Is it Too Late to Tackle Global Warming?

Global greenhouse-gas emissions rose to record levels in 2012, the International Energy Agency said in a report released last week. Especially disconcerting is the news from May that carbon-dioxide levels reached 400 parts per million "for the first time in several hundred millennia," the report states.

IEA predicts that the global temperature could rise between 6.84 and 9.54 degrees Fahrenheit, "with most of the increase occurring this century." This is significantly more than the 3.6-degree Fahrenheit temperature (2-degree Celsius) rise scientists have said the Earth must not surpass. The report sounds a dismal tone: "Despite the insufficiency of global action to date, limiting the global temperature rise to 2 degrees C remains still technically feasible, though it is extremely challenging."

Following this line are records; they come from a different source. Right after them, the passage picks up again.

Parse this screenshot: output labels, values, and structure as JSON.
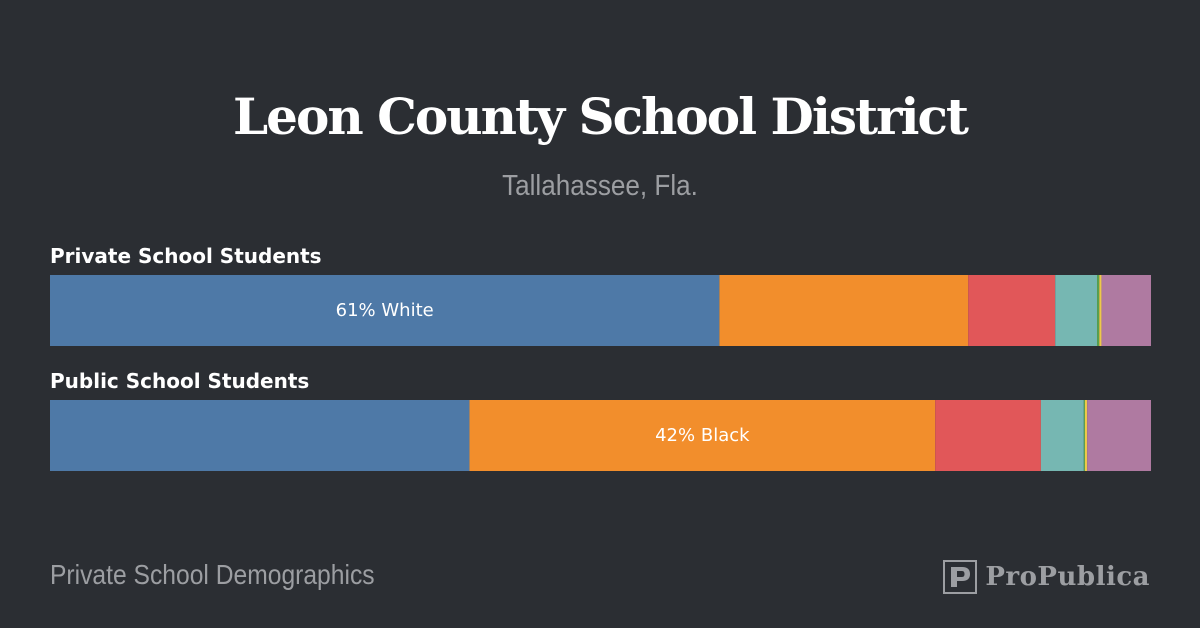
{
  "header": {
    "title": "Leon County School District",
    "subtitle": "Tallahassee, Fla."
  },
  "footer": {
    "caption": "Private School Demographics",
    "logo_text": "ProPublica"
  },
  "colors": {
    "background": "#2b2e33",
    "white": "#4e79a7",
    "black": "#f28e2c",
    "hispanic": "#e15759",
    "asian": "#76b7b2",
    "pacific_islander": "#59a14f",
    "native_american": "#edc949",
    "multiracial": "#af7aa1"
  },
  "chart_data": {
    "type": "bar",
    "stacked": true,
    "normalized": true,
    "orientation": "horizontal",
    "value_unit": "percent",
    "xlim": [
      0,
      100
    ],
    "grid": false,
    "legend": "none",
    "rows": [
      {
        "name": "Private School Students",
        "segments": [
          {
            "color": "white",
            "value": 60.8,
            "label": "61% White"
          },
          {
            "color": "black",
            "value": 22.6
          },
          {
            "color": "hispanic",
            "value": 7.9
          },
          {
            "color": "asian",
            "value": 3.8
          },
          {
            "color": "pacific_islander",
            "value": 0.2
          },
          {
            "color": "native_american",
            "value": 0.2
          },
          {
            "color": "multiracial",
            "value": 4.5
          }
        ]
      },
      {
        "name": "Public School Students",
        "segments": [
          {
            "color": "white",
            "value": 38.1
          },
          {
            "color": "black",
            "value": 42.3,
            "label": "42% Black"
          },
          {
            "color": "hispanic",
            "value": 9.6
          },
          {
            "color": "asian",
            "value": 3.9
          },
          {
            "color": "pacific_islander",
            "value": 0.1
          },
          {
            "color": "native_american",
            "value": 0.2
          },
          {
            "color": "multiracial",
            "value": 5.8
          }
        ]
      }
    ]
  }
}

The report recommends a suite of four policies countries must adopt by 2020 in order to stave off the worst impacts of the temperature rise. IEA selected these policies for two key reasons: They rely on existing technologies, and they would not, according to the agency, harm economic growth in any country. The policies, in order of the greatest impact on temperature rise, are: enacting more energy-efficiency practices, limiting construction and use of coal-fired power plants, minimizing methane emissions from oil and natural-gas operations, and phasing out subsidies to fossil-fuel industries. Notably absent from this list are a carbon tax or a cap-and-trade system to control the price of greenhouse gas emissions.

The IEA's report should carry significant weight. It's an independent agency that has 28 members, including the United States, Japan, and most of Europe. But notable nonmembers of the organization are two of the world's biggest greenhouse-gas emitters: China and India.

Does this report indicate it's too late for the world to do anything substantive to combat global warming? If so, what will the consequences be?

Which one of the four measures IEA recommends should the United States push the most? Or, should Washington instead push for a more ambitious policy that places a price tag on greenhouse-gas emissions?

Should adaptation measures--policies that address the impacts of climate change already being felt today, such as more-extreme weather--be a larger part of the conversation?